US says it will no longer seize reporters' records in leak probes

The US Department of Justice had previously fought a covert legal battle to access email logs of four of The New York Times' reporters in a hunt for leak sources.
The US Department of Justice had previously fought a covert legal battle to access email logs of four of The New York Times' reporters in a hunt for leak sources.PHOTO: REUTERS

WASHINGTON (AFP) - The United States government said on Saturday (June 5) that it would stop secretly obtaining reporters' phone and e-mail records during investigations into political leaks, ending a practice that was often criticised as undermining press freedom.

The New York Times this week reported that under Mr Donald Trump's administration and continuing under President Joe Biden, the Justice Department fought a covert legal battle to access e-mail logs of four of its reporters in a hunt for leak sources.

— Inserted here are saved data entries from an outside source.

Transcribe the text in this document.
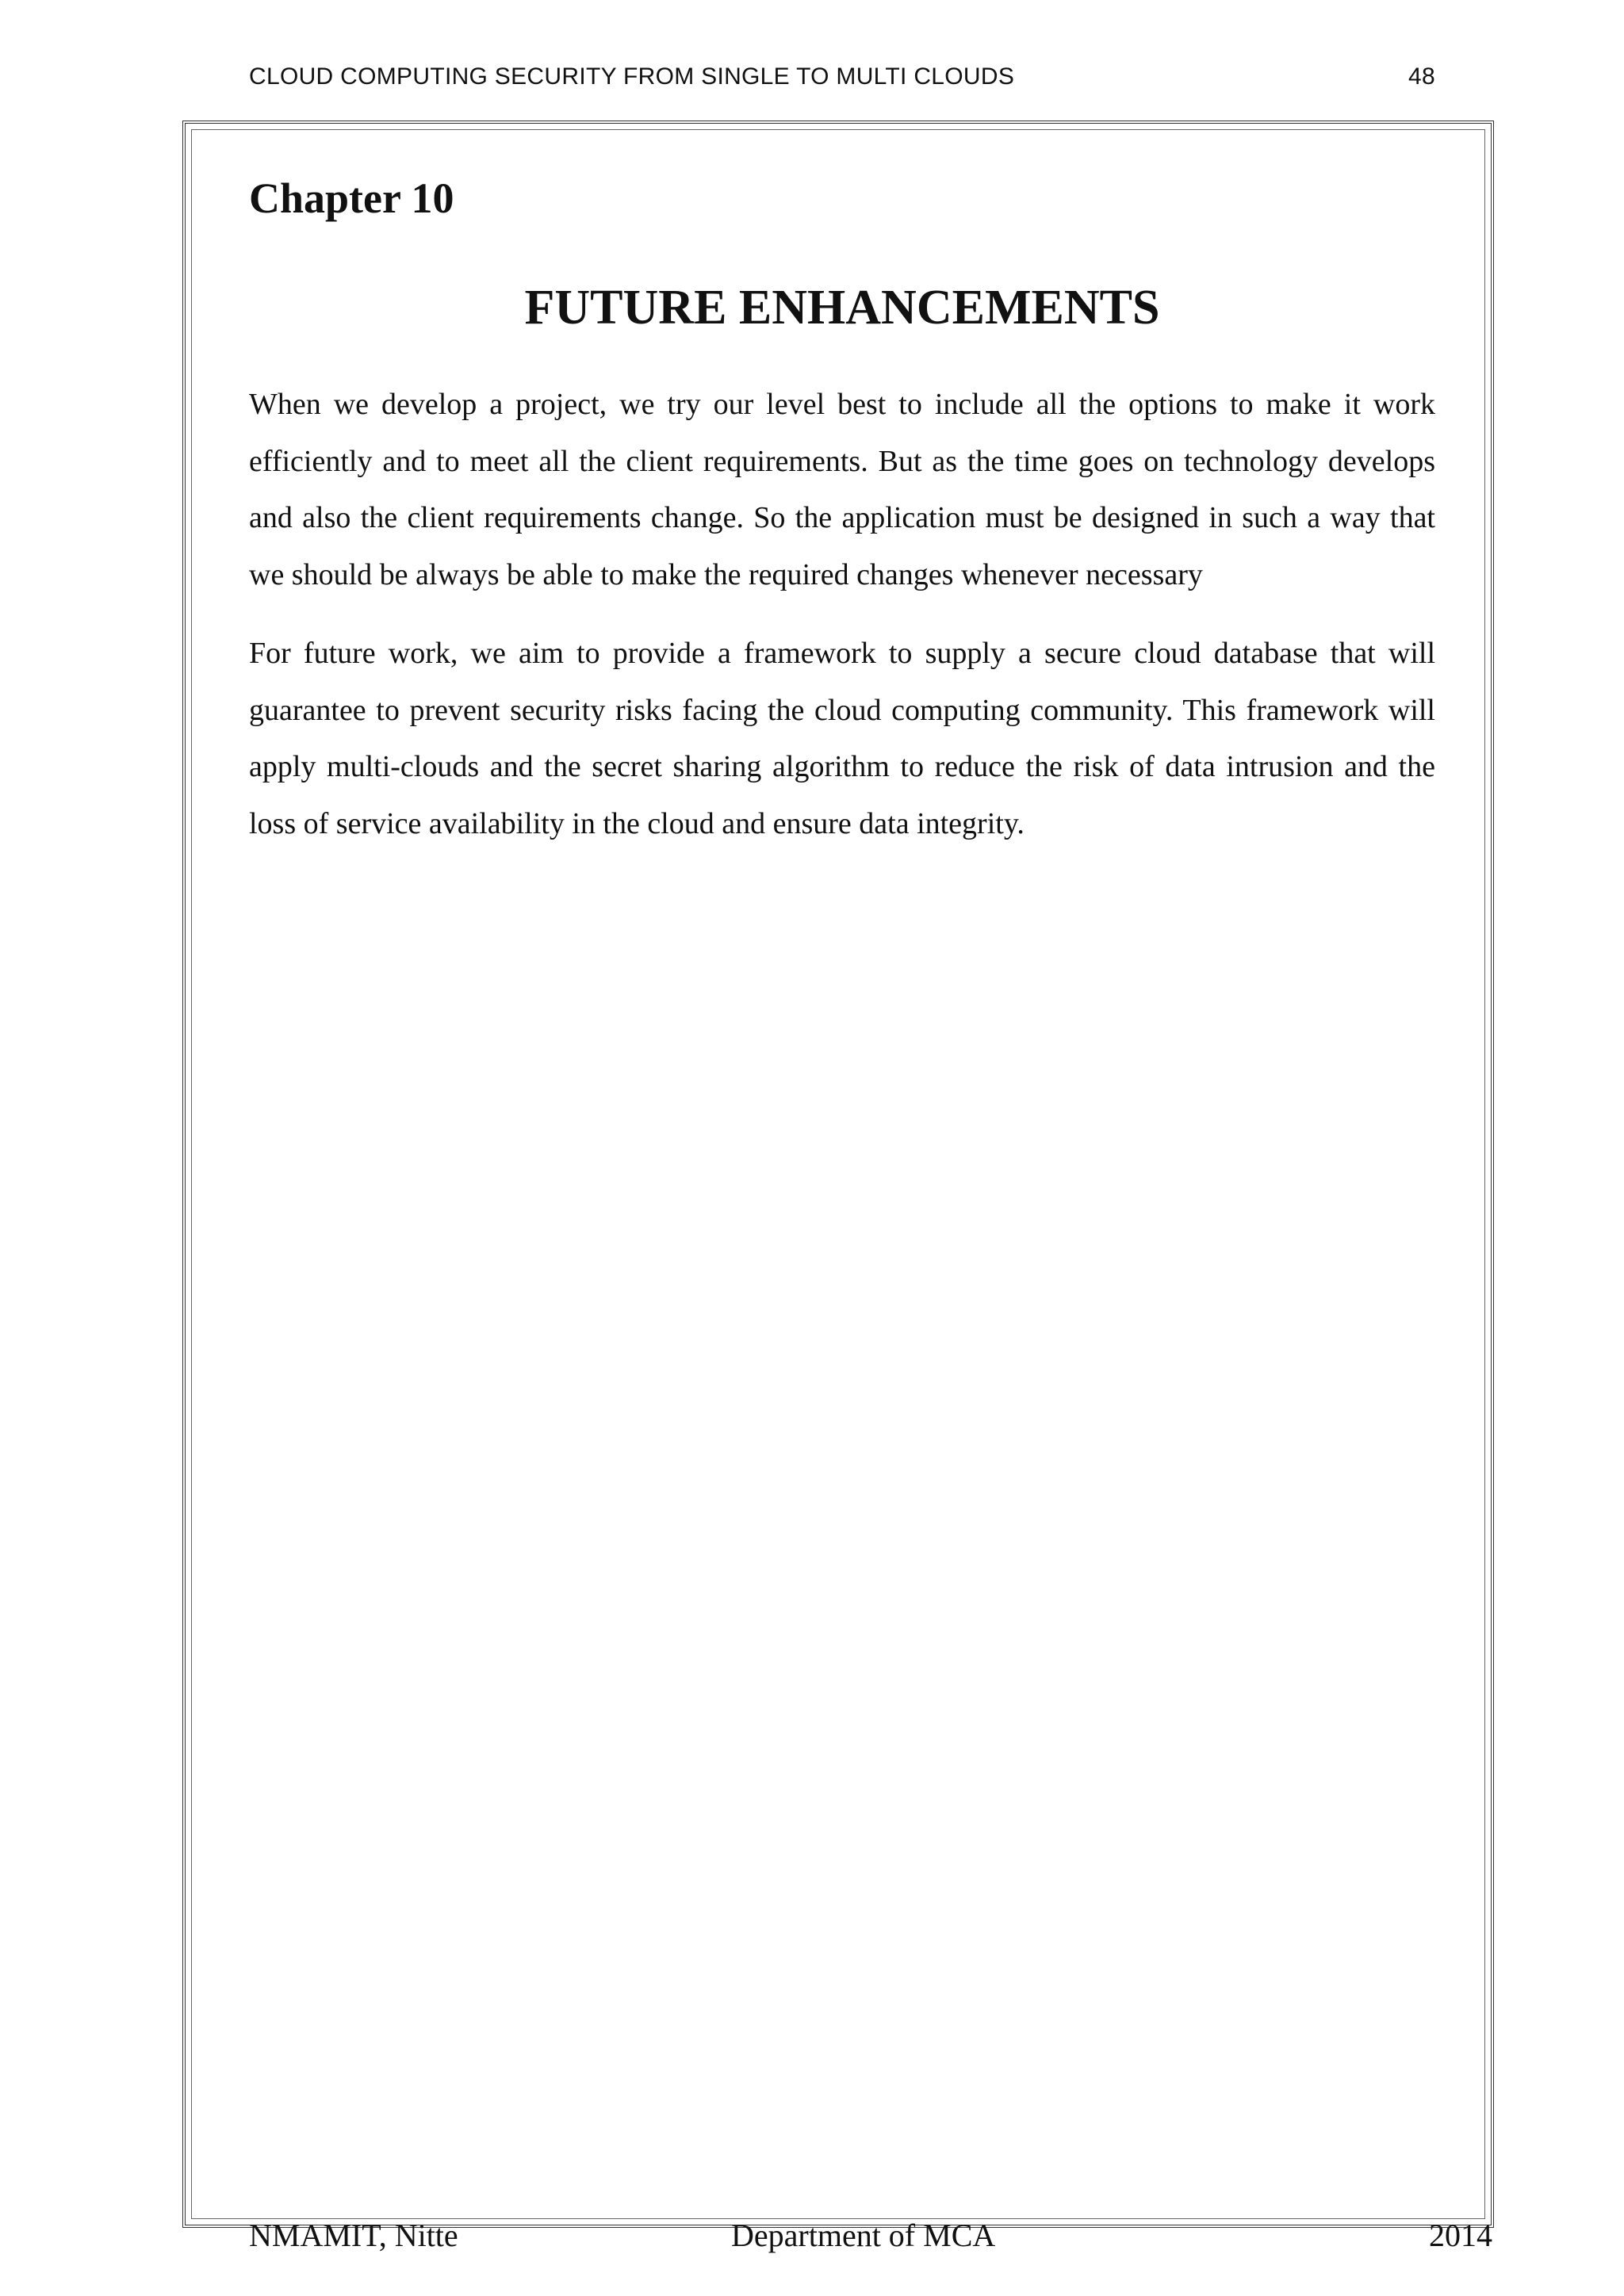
CLOUD COMPUTING SECURITY FROM SINGLE TO MULTI CLOUDS	48
Chapter 10
FUTURE ENHANCEMENTS

When we develop a project, we try our level best to include all the options to make it work efficiently and to meet all the client requirements. But as the time goes on technology develops and also the client requirements change. So the application must be designed in such a way that we should be always be able to make the required changes whenever necessary

For future work, we aim to provide a framework to supply a secure cloud database that will guarantee to prevent security risks facing the cloud computing community. This framework will apply multi-clouds and the secret sharing algorithm to reduce the risk of data intrusion and the loss of service availability in the cloud and ensure data integrity.

NMAMIT, Nitte	Department of MCA	2014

The Department of Justice said in a statement that "in a change to its longstanding practice - (it) will not seek compulsory legal process in leak investigations to obtain source information from members of the news media".

It added that it had "completed a review to determine all instances in which the Department had pending compulsory requests from reporters in leak investigations.

"All reporters involved have now been notified". White House press secretary Jen Psaki said "the issuing of subpoenas for the records of reporters in leak investigations is not consistent with the president's policy direction".

Among other media outlets, CNN reported last month that the Trump administration had secretly sought and obtained phone and e-mail records of one of its correspondents.